The developments in Punjab, which have rapidly moved from crisis to farce, epitomise the challenges faced by the Congress Party as it attempts to reinvent itself. Its attempt to do in Punjab what the BJP pulled off with ease in Gujarat – replacing an increasingly unpopular chief minister with a new face to beat the anti-incumbency factor ahead of upcoming polls – has come spectacularly unstuck.
First, its bid to create a dual power structure in Punjab, with Captain (retd) Amarinder Singh as Chief Minister and former cricketer-turned-maverick politician Navjot Singh Sidhu blew up in its face when Amarinder Singh resigned in a huff. It thought it had pulled off a social engineering masterstroke by appointing a Dalit Sikh, Charanjit Singh Channi, as chief minister, with a Jat Sikh, Sukhjinder Singh Randhawa, and a Hindu, Om Prakash Soni, as his deputies, thus neatly ticking the boxes for the major caste groupings in the state.
However, that plan appears to have unravelled, with Sidhu quitting in a huff over lack of say in these appointments, and a furious Amarinder Singh holding an ominous meeting with the BJP’s Amit Shah.

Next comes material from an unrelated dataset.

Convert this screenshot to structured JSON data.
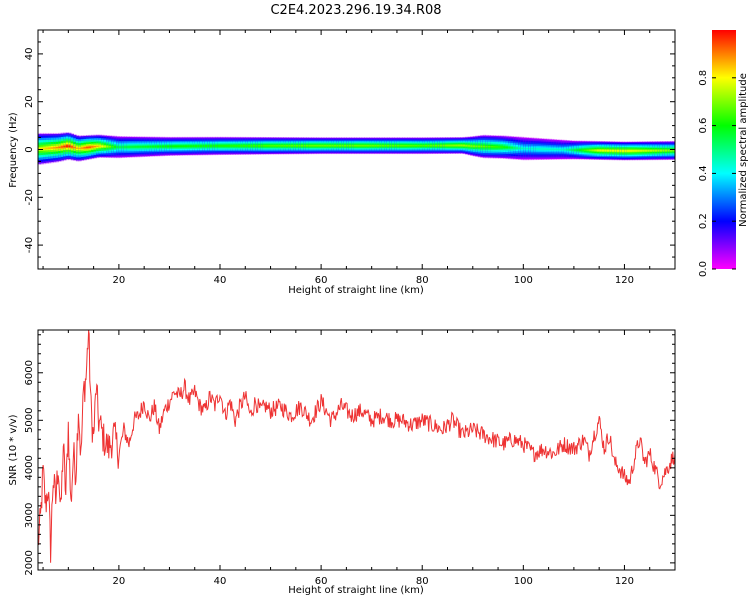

With elections just a year away, the party is in a shambles in one of the last key states in which it is in power.
The Congress is facing a crisis on multiple fronts. Serial defeats in successive elections, a rapidly eroding support base and growing defections and rebellion in the ranks are just the more serious challenges faced by the once grand old party. But perhaps the most serious challenge it faces is its crisis of leadership. The Punjab imbroglio exemplifies the disconnect that the party’s leadership – read the triumvirate of Sonia Gandhi, Rahul Gandhi and Priyanka Gandhi Vadra, with Rahul Gandhi wielding most of the executive power – has with ground realities.
It was obvious to all but the trio that Sidhu was both an unsuitable and an unreliable choice as the party’s state unit chief. The growing distance between the party’s old guard, particularly the group of 23 senior leaders who demanded a complete organisational revamp in their letter to Sonia Gandhi a year ago, as well as the younger non-family leadership which feels stifled by the Gandhi siblings, is creating further rifts. The departure of once-trusted aides Jyotiraditya Scindia and Jitin Prasada, as well as Sachin Pilot’s rebellion in Rajasthan, should have served as a wake-up call. It hasn’t, with Rahul continuing to enjoy absolute power without accountability.
Rahul Gandhi appears to be convinced that the only way to revive the Congress is to purge it of ‘deadwood’ (read the old guard), bring in new talent laterally – as the induction of left leaders Jignesh Mewani and Kanhaiya Kumar showed – and return to its socialist, pro-poor roots. But he appears to have forgotten that parties and grassroot structures cannot be built in a day and that without recognising – and managing – regional leaders and their ambitions, no political party hoping for a national presence can sustain in the long run. Change, like charity, begins at home.